For conventional missions, the bomb bay of the B-52 is not often used, with most ordnance carried on external wing pylons. Putting SDBs on the Common Strategic Rotary Launcher could increase the number of bombs carried by the B-52 by 100 percent, Boeing said. The rotary launcher, which normally carries conventional and nuclear cruise missiles, can hold 32 SDBs.

USAFE To Lose 3,500 Airmen

The Air Force plans to cut 3,530 active duty positions within US Air Forces in Europe in the next two years as part of its force-wide personnel drawdown. The number represents approximately 12 percent of the airmen currently stationed in Europe, according to Stars and Stripes.

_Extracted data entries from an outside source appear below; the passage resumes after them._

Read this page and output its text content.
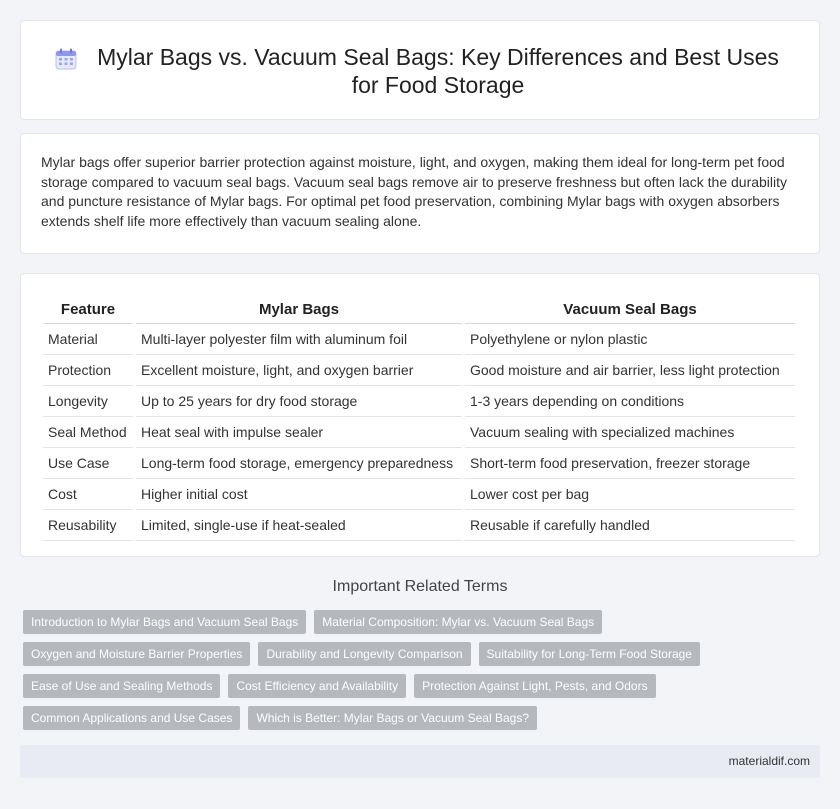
Mylar Bags vs. Vacuum Seal Bags: Key Differences and Best Uses for Food Storage

Mylar bags offer superior barrier protection against moisture, light, and oxygen, making them ideal for long-term pet food storage compared to vacuum seal bags. Vacuum seal bags remove air to preserve freshness but often lack the durability and puncture resistance of Mylar bags. For optimal pet food preservation, combining Mylar bags with oxygen absorbers extends shelf life more effectively than vacuum sealing alone.

Feature	Mylar Bags	Vacuum Seal Bags
Material	Multi-layer polyester film with aluminum foil	Polyethylene or nylon plastic
Protection	Excellent moisture, light, and oxygen barrier	Good moisture and air barrier, less light protection
Longevity	Up to 25 years for dry food storage	1-3 years depending on conditions
Seal Method	Heat seal with impulse sealer	Vacuum sealing with specialized machines
Use Case	Long-term food storage, emergency preparedness	Short-term food preservation, freezer storage
Cost	Higher initial cost	Lower cost per bag
Reusability	Limited, single-use if heat-sealed	Reusable if carefully handled
Important Related Terms
Introduction to Mylar Bags and Vacuum Seal Bags	Material Composition: Mylar vs. Vacuum Seal Bags
Oxygen and Moisture Barrier Properties	Durability and Longevity Comparison	Suitability for Long-Term Food Storage
Ease of Use and Sealing Methods	Cost Efficiency and Availability	Protection Against Light, Pests, and Odors
Common Applications and Use Cases	Which is Better: Mylar Bags or Vacuum Seal Bags?
materialdif.com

Brig. Gen. Michael A. Snodgrass, director of plans, programs, and requirements at USAFE, told the paper in October that nearly every type of job in the command will be affected. Snodgrass said USAFE will give up airmen specializing in avionics, fuels, staff duties, and services.

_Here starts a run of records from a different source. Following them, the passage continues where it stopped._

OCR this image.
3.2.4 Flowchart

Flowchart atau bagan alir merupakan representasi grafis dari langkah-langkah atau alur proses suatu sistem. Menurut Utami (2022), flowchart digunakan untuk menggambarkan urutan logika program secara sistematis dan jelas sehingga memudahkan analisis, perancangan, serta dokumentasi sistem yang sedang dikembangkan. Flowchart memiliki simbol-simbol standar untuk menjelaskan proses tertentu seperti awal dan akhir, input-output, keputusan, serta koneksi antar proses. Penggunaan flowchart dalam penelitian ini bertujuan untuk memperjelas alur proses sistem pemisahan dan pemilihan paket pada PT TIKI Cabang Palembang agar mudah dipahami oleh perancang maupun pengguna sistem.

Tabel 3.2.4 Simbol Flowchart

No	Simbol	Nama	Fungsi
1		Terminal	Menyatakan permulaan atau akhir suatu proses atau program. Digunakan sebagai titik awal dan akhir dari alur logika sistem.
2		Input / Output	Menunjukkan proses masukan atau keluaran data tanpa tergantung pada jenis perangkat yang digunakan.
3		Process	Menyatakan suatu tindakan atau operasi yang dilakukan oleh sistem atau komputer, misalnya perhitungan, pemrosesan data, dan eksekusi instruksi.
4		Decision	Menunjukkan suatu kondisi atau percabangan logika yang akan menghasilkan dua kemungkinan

Virtually every specialty “is pretty much getting touched,” he added.

Airmen will not be separated, but their billets will be phased out after they transfer back to the US. In addition, about three percent of the Air Force’s general-schedule staff—approximately 55 American civilian employees—will be cut from Europe, and the positions will not be filled after personnel are rotated back to the US, according to USAFE.

Dutch Approve JSF Pact

The Netherlands has agreed to sign a memorandum of understanding with the US that solidifies the Dutch commitment to the F-35 Joint Strike Fighter production program, according to the Dutch state news service.

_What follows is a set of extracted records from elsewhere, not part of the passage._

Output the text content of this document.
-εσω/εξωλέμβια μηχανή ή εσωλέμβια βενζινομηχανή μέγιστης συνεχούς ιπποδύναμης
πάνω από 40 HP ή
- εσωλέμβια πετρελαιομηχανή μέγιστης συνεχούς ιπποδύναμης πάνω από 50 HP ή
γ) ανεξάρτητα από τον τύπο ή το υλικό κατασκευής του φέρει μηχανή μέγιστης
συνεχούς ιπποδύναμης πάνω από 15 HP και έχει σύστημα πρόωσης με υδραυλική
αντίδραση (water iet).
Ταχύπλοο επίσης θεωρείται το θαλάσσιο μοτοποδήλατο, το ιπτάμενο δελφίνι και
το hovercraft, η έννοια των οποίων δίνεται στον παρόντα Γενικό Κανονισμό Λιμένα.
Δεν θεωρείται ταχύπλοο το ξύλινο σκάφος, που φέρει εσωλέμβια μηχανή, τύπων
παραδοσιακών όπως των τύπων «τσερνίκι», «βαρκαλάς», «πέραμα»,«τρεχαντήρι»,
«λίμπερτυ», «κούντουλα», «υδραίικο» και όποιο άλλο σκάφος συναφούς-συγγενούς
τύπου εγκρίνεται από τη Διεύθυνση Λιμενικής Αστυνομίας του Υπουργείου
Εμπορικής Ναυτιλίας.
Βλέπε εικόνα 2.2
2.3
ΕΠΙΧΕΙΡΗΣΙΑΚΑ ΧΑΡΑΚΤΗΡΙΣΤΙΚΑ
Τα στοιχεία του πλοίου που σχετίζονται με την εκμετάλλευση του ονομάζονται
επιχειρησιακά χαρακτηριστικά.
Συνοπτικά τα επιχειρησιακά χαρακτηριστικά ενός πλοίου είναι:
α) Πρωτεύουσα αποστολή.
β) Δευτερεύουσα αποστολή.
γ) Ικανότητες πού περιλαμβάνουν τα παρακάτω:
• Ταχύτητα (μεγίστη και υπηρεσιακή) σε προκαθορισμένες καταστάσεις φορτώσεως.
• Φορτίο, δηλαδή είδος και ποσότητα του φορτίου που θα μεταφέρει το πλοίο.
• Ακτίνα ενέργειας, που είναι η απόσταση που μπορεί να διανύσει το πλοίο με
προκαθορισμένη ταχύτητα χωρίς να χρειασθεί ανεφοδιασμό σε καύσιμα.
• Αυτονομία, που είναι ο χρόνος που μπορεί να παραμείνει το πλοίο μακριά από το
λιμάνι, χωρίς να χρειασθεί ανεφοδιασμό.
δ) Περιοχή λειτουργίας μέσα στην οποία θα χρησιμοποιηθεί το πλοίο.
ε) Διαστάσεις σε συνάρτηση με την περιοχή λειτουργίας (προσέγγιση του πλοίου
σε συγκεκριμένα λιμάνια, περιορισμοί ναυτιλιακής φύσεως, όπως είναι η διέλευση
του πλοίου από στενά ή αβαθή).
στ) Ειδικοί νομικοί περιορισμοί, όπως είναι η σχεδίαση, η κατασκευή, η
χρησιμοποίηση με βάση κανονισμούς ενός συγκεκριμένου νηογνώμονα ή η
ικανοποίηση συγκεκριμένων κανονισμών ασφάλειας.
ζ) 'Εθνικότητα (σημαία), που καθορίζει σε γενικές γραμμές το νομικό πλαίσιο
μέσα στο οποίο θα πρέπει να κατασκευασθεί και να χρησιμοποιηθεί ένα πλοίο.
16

The Dutch Cabinet agreed to sign the MOU despite a threat from the opposition Labor Party that it would withdraw from the project.

The agreement was to be formally signed in November and was touted as a logical next step in the Netherlands’ long involvement in the JSF project. Cabinet officials stated that the MOU was not a commitment to purchase aircraft, but that a decision for purchase will be taken in 2009 by the next government.

“Laser Gunship” Begins Tests

A C-130H began flight tests with the Advanced Tactical Laser concept demonstration program in October at the White Sands Missile Range in New Mexico, according to Boeing. The demonstration could be the forerunner of building a “laser gunship” that could succeed today’s AC-130 aircraft.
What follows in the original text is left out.